Beyond tarnishing the brand, officials and winemakers worry cannabis cultivation will physically hurt wine grape crops through a number of ecological impacts: water use, increased traffic and smell tainting.
They look at what’s happened in Santa Barbara County, on the state’s Central Coast, as a cautionary tale. Santa Barbara County has thousands of acres of cannabis, including some close to towns and schools, and they’ve concerned growers beyond vintners.
Avocado growers there worry about getting sued for letting their pesticides drift over the cannabis, which by state law can have no residue, unlike other crops.
“I haven’t done a poll, but everybody I’ve talked to is against the marijuana growers trading on the reputation of the Napa Valley,” said Dario Sattui, owner of the V. Sattui and Castello di Amorosa wineries, who recently visited Santa Barbara to observe cannabis farms and speak with local winegrowers.
When Santa Barbara County officials approved cannabis cultivation in 2018, they didn’t limit the size or number of grows allowed. The process for starting a new marijuana farm was also among the most relaxed in the state, merely requiring cultivators to sign an affidavit stating that they’d been growing medical marijuana in the county prior to 2016.
The result was an explosion in large-scale operations dotting the coast from Carpinteria to Santa Maria. Santa Barbara quickly became home to the two largest cultivation sites in the world — a 147-acre complex in the Santa Rita Hills and an 83-acre facility just two miles away.
The overwhelming cannabis odors led to a fierce backlash among winegrowers and residents across the county who complained about children coming home from school smelling of marijuana and tourists being chased away from tasting rooms.
“Tasting wine is 80 percent olfactory,” said Blair Pence, owner of Pence Vineyards in the Santa Ynez Valley. “You wipe that out when you’ve got marijuana permeating the air. You’ve just wiped out wine tasting.”
Pence said he’s challenging three newly proposed cannabis farms that would be located across the street from his property.
He’s also aware of a nuclear option: planting hemp, which would render nearby marijuana impotent by pollinating it.
“There have been some discussions about going into the hemp business,” he said. “I don’t know of anybody who’s done it, but I know it’s been discussed. But then you’ve got the smell again, too. It’s an interesting thought, I’ll leave it at that.”
Since authorizing cannabis grows, the Santa Barbara County Board of Supervisors has required some existing farms to install odor-control systems and has ordered new growers to demonstrate they have odors under control at the time they apply for permits. The experience has left winemakers further north warier than before.

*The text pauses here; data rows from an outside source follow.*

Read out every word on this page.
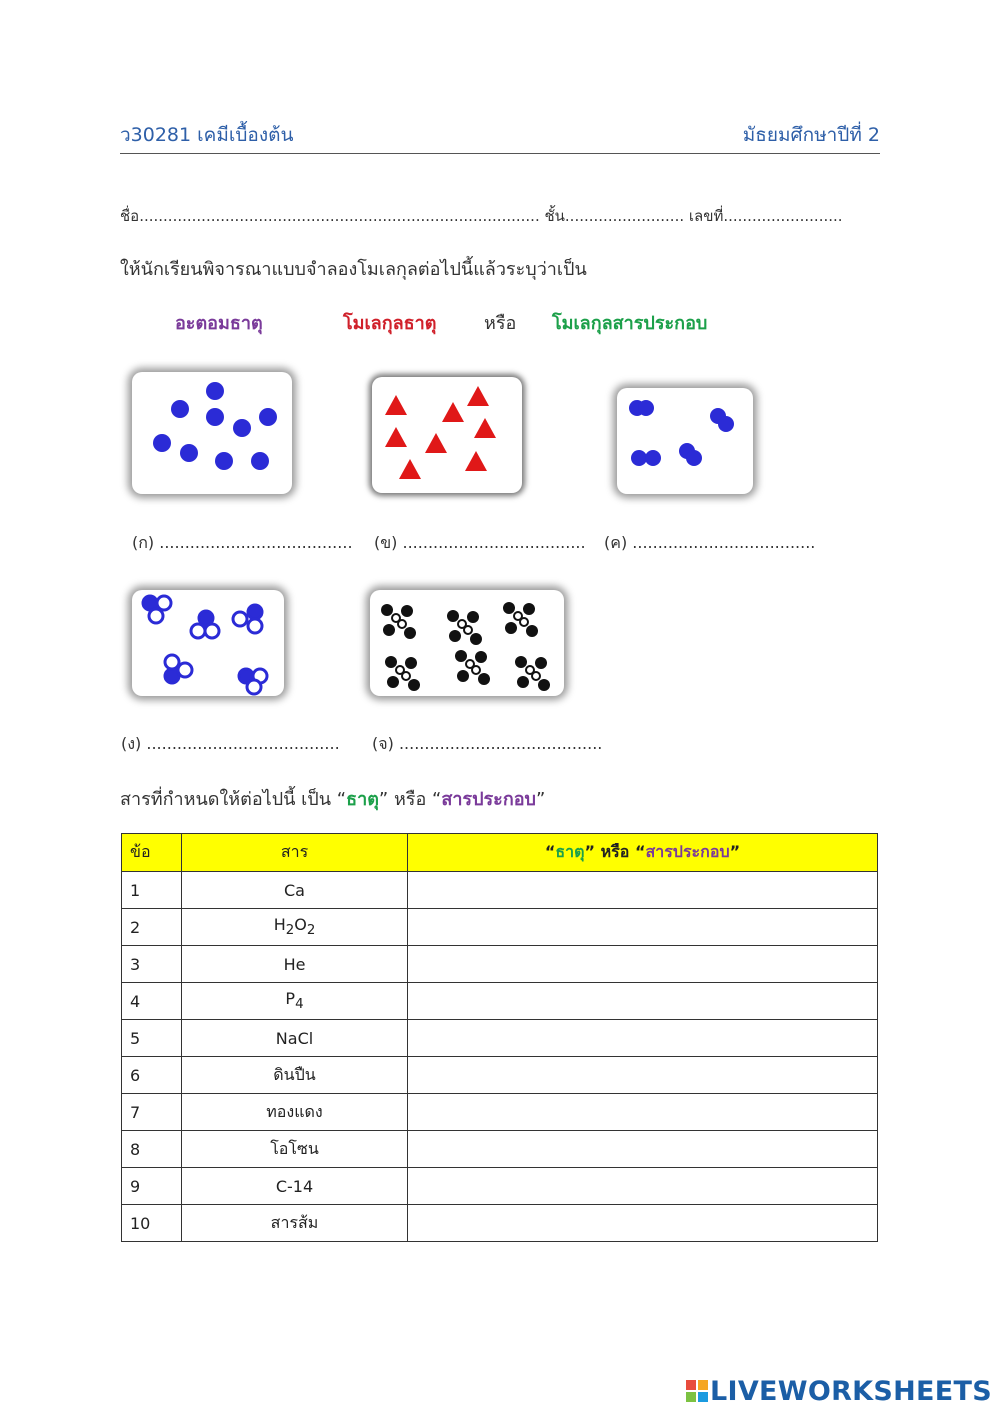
ว30281 เคมีเบื้องต้น	มัธยมศึกษาปีที่ 2
ชื่อ.................................................................................... ชั้น......................... เลขที่.........................
ให้นักเรียนพิจารณาแบบจำลองโมเลกุลต่อไปนี้แล้วระบุว่าเป็น
อะตอมธาตุ	โมเลกุลธาตุ	หรือ โมเลกุลสารประกอบ
(ก) ...................................... (ข) .................................... (ค) ....................................
(ง) ...................................... (จ) ........................................
สารที่กำหนดให้ต่อไปนี้ เป็น “ธาตุ” หรือ “สารประกอบ”
ข้อ	สาร	“ธาตุ” หรือ “สารประกอบ”
1	Ca	
2	$H_2O_2$	
3	He	
4	$P_4$	
5	NaCl	
6	ดินปืน	
7	ทองแดง	
8	โอโซน	
9	C-14	
10	สารส้ม	
LIVEWORKSHEETS
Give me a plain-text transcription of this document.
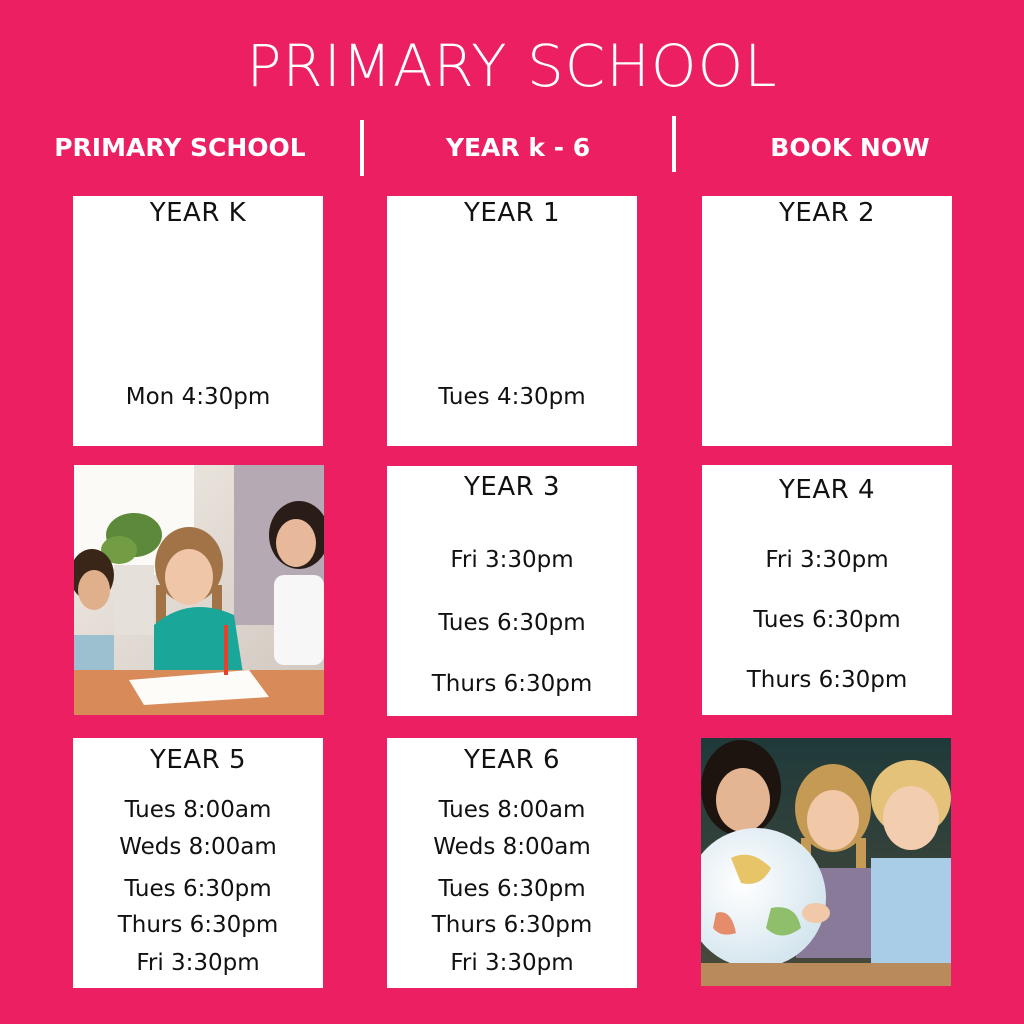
PRIMARY SCHOOL
PRIMARY SCHOOL	YEAR k - 6	BOOK NOW
YEAR K
Mon 4:30pm
YEAR 1
Tues 4:30pm
YEAR 2
YEAR 3
Fri 3:30pm
Tues 6:30pm
Thurs 6:30pm
YEAR 4
Fri 3:30pm
Tues 6:30pm
Thurs 6:30pm
YEAR 5
Tues 8:00am
Weds 8:00am
Tues 6:30pm
Thurs 6:30pm
Fri 3:30pm
YEAR 6
Tues 8:00am
Weds 8:00am
Tues 6:30pm
Thurs 6:30pm
Fri 3:30pm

Sklar called the comparisons of a potential Napa cannabis industry to Santa Barbara “disingenuous,” pointing to recent revisions to the proposed Napa ordinance that cap cultivation at 100 acres, include nuisance regulations for cannabis odor and liability exemptions for existing grape growers for pesticide drift.
“We all looked at what they did and how they operate and we corrected for it,” he said.

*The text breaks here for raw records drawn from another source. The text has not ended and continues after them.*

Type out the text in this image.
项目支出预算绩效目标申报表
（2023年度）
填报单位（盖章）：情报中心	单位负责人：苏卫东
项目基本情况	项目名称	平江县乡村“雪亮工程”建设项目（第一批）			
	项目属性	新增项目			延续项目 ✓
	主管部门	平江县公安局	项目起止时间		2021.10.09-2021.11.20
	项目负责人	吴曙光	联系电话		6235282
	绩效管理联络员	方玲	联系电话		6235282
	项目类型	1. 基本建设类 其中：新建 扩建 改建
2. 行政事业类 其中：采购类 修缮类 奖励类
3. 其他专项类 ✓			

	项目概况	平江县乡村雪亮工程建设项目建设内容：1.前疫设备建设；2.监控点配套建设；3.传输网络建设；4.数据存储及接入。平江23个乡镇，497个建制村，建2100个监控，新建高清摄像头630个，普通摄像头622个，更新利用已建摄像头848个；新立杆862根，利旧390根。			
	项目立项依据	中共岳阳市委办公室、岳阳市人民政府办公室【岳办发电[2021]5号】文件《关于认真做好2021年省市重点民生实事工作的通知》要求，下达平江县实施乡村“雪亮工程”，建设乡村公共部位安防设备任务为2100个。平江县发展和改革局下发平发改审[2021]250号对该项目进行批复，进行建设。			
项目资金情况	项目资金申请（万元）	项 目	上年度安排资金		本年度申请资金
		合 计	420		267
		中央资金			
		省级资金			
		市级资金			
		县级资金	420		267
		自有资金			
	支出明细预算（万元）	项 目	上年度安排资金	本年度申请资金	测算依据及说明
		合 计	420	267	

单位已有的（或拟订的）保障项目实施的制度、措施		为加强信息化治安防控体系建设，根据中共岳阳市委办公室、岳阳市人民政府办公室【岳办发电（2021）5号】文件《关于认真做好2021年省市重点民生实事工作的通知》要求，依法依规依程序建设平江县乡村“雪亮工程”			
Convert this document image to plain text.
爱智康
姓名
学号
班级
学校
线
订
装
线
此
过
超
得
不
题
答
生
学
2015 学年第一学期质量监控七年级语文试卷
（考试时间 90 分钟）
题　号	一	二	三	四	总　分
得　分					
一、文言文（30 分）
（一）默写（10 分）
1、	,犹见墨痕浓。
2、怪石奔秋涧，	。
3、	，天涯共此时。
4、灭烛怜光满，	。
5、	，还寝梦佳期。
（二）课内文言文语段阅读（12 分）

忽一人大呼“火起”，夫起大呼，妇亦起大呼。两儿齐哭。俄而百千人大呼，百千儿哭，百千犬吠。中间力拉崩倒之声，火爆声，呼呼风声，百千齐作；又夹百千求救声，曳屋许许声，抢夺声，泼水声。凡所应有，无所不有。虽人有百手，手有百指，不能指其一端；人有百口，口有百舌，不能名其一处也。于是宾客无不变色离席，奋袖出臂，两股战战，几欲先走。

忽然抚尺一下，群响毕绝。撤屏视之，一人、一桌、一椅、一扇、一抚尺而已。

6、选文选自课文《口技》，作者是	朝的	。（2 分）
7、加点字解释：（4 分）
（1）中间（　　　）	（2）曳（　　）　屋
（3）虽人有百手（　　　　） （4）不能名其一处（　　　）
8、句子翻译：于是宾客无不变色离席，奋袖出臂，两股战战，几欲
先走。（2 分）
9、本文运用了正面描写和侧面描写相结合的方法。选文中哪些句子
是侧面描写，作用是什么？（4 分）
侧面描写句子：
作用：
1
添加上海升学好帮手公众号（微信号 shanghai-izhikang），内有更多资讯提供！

Both sides in Napa are looking to a series of public workshops scheduled late next month to press their case. Napa County is planning to conduct more polling this year, while Sklar and the cannabis association plan to keep the pressure up on local officials.
“Santa Barbara is no longer relevant to what we’re proposing in Napa, because we’re proposing on a scale that is a rounding error compared to what Santa Barbara’s done,” Sklar said. “If we do it right, I think it will enhance the Napa name, and we have every intention of doing it right.”